Aus dieser intensiven Tätigkeit ging ein umfangreiches Werk hervor. Das Werk, das er bereits im Juni 2023 in Frankfurt fertiggestellt hatte und nun veröffentlichen wollte, erzählt von den Erzählungen Tausender Bauern über die moderne Medizin. Ein weiteres, ein Jugendbuch, ist im Druck. Neben seinen Büchern glänzte Tiéman auch durch seine Arbeiten in renommierten Zeitschriften. Ein Beweis dafür ist die Palme des Jahres 2022-2023 von Economic Anthropology, (EC), der berühmten US-amerikanischen Fachzeitschrift.

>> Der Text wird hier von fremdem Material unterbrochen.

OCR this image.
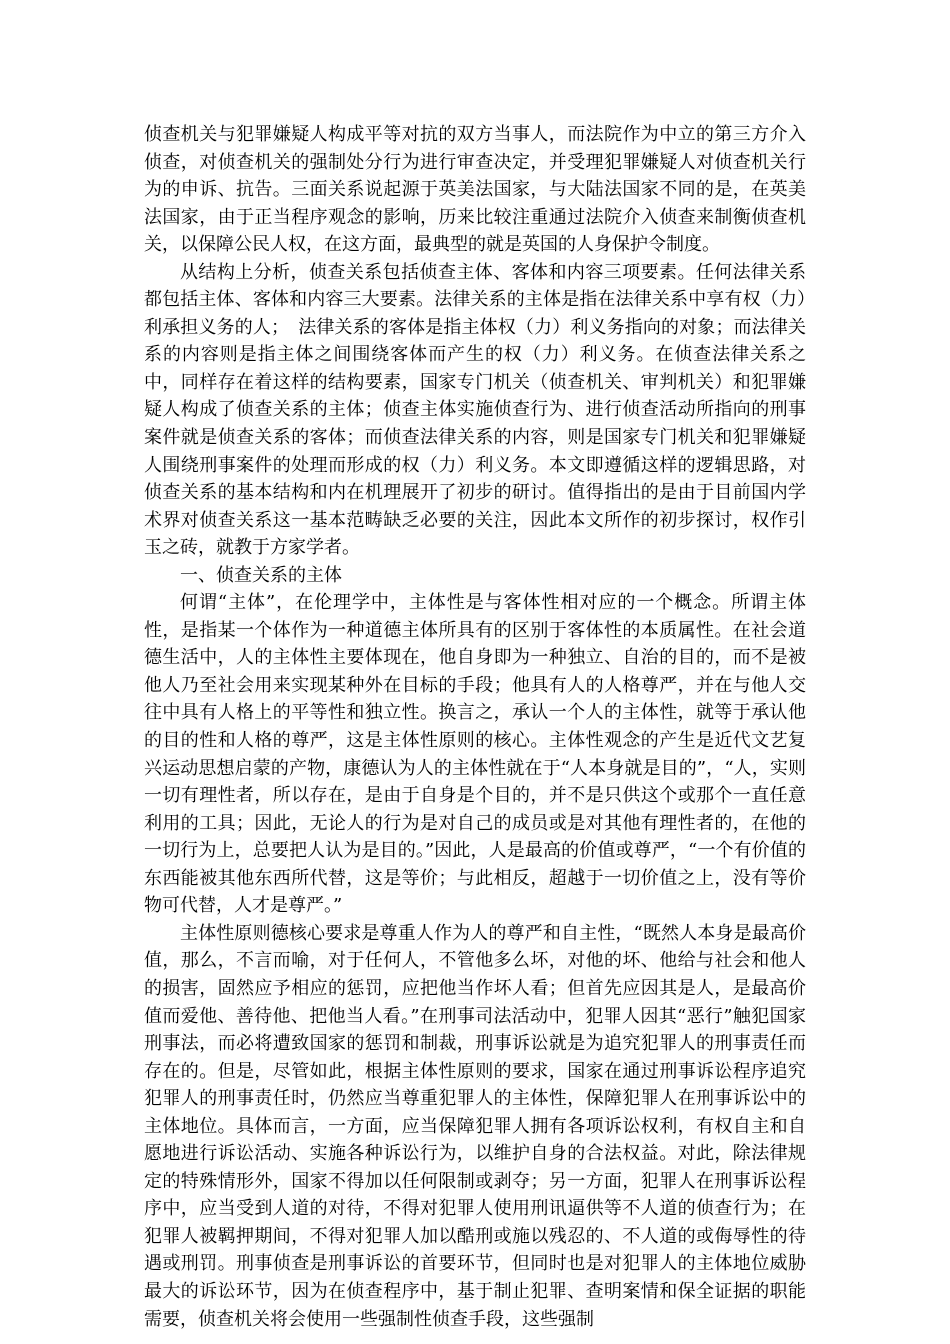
侦查机关与犯罪嫌疑人构成平等对抗的双方当事人，而法院作为中立的第三方介入侦查，对侦查机关的强制处分行为进行审查决定，并受理犯罪嫌疑人对侦查机关行为的申诉、抗告。三面关系说起源于英美法国家，与大陆法国家不同的是，在英美法国家，由于正当程序观念的影响，历来比较注重通过法院介入侦查来制衡侦查机关，以保障公民人权，在这方面，最典型的就是英国的人身保护令制度。

从结构上分析，侦查关系包括侦查主体、客体和内容三项要素。任何法律关系都包括主体、客体和内容三大要素。法律关系的主体是指在法律关系中享有权（力）利承担义务的人；　法律关系的客体是指主体权（力）利义务指向的对象；而法律关系的内容则是指主体之间围绕客体而产生的权（力）利义务。在侦查法律关系之中，同样存在着这样的结构要素，国家专门机关（侦查机关、审判机关）和犯罪嫌疑人构成了侦查关系的主体；侦查主体实施侦查行为、进行侦查活动所指向的刑事案件就是侦查关系的客体；而侦查法律关系的内容，则是国家专门机关和犯罪嫌疑人围绕刑事案件的处理而形成的权（力）利义务。本文即遵循这样的逻辑思路，对侦查关系的基本结构和内在机理展开了初步的研讨。值得指出的是由于目前国内学术界对侦查关系这一基本范畴缺乏必要的关注，因此本文所作的初步探讨，权作引玉之砖，就教于方家学者。

一、侦查关系的主体

何谓“主体”，在伦理学中，主体性是与客体性相对应的一个概念。所谓主体性，是指某一个体作为一种道德主体所具有的区别于客体性的本质属性。在社会道德生活中，人的主体性主要体现在，他自身即为一种独立、自治的目的，而不是被他人乃至社会用来实现某种外在目标的手段；他具有人的人格尊严，并在与他人交往中具有人格上的平等性和独立性。换言之，承认一个人的主体性，就等于承认他的目的性和人格的尊严，这是主体性原则的核心。主体性观念的产生是近代文艺复兴运动思想启蒙的产物，康德认为人的主体性就在于“人本身就是目的”，“人，实则一切有理性者，所以存在，是由于自身是个目的，并不是只供这个或那个一直任意利用的工具；因此，无论人的行为是对自己的成员或是对其他有理性者的，在他的一切行为上，总要把人认为是目的。”因此，人是最高的价值或尊严，“一个有价值的东西能被其他东西所代替，这是等价；与此相反，超越于一切价值之上，没有等价物可代替，人才是尊严。”

主体性原则德核心要求是尊重人作为人的尊严和自主性，“既然人本身是最高价值，那么，不言而喻，对于任何人，不管他多么坏，对他的坏、他给与社会和他人的损害，固然应予相应的惩罚，应把他当作坏人看；但首先应因其是人，是最高价值而爱他、善待他、把他当人看。”在刑事司法活动中，犯罪人因其“恶行”触犯国家刑事法，而必将遭致国家的惩罚和制裁，刑事诉讼就是为追究犯罪人的刑事责任而存在的。但是，尽管如此，根据主体性原则的要求，国家在通过刑事诉讼程序追究犯罪人的刑事责任时，仍然应当尊重犯罪人的主体性，保障犯罪人在刑事诉讼中的主体地位。具体而言，一方面，应当保障犯罪人拥有各项诉讼权利，有权自主和自愿地进行诉讼活动、实施各种诉讼行为，以维护自身的合法权益。对此，除法律规定的特殊情形外，国家不得加以任何限制或剥夺；另一方面，犯罪人在刑事诉讼程序中，应当受到人道的对待，不得对犯罪人使用刑讯逼供等不人道的侦查行为；在犯罪人被羁押期间，不得对犯罪人加以酷刑或施以残忍的、不人道的或侮辱性的待遇或刑罚。刑事侦查是刑事诉讼的首要环节，但同时也是对犯罪人的主体地位威胁最大的诉讼环节，因为在侦查程序中，基于制止犯罪、查明案情和保全证据的职能需要，侦查机关将会使用一些强制性侦查手段，这些强制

Wiley, die Online-Bibliothek, die mehr als 2.100 Zeitschriften, darunter Economic Anthropology, verwaltet, schrieb ihm am 23. April 2023 folgende E-Mail: „Dear Tieman Diarra, We are delighted to share that your work, published in Economic Anthropology on behalf of American Anthropological Association, is one of our top 10 most-cited papers published.“ 

Der Tod des Professors am 5. Februar 2025 löste eine Flut von Ehrungen aus der ganzen Welt aus: die Universität Frankfurt, die Universität Bayreuth, die Deutsche Forschungsgemeinschaft (DfG), die WHO, Point Sud, PAPA und so viele andere Institutionen aus Afrika, Amerika, Asien und Europa.

Tiéman, dein Abgang von der Bühne an diesem 5. Juni 2025 enthüllt so viele Dinge, die dein mächtiger Körperbau verdeckt hat. Wie man auf Bamana, der Sprache, die du mit so viel Feingefühl beherrschtest, sagt, raubt dein Verschwinden den Raum, in den viele auf der Suche nach Bequemlichkeit strömten. Dogoyoro dogoyara … dogoyoro baana.

„Geh in Frieden, Tiéman, wir werden dich nicht vergessen“.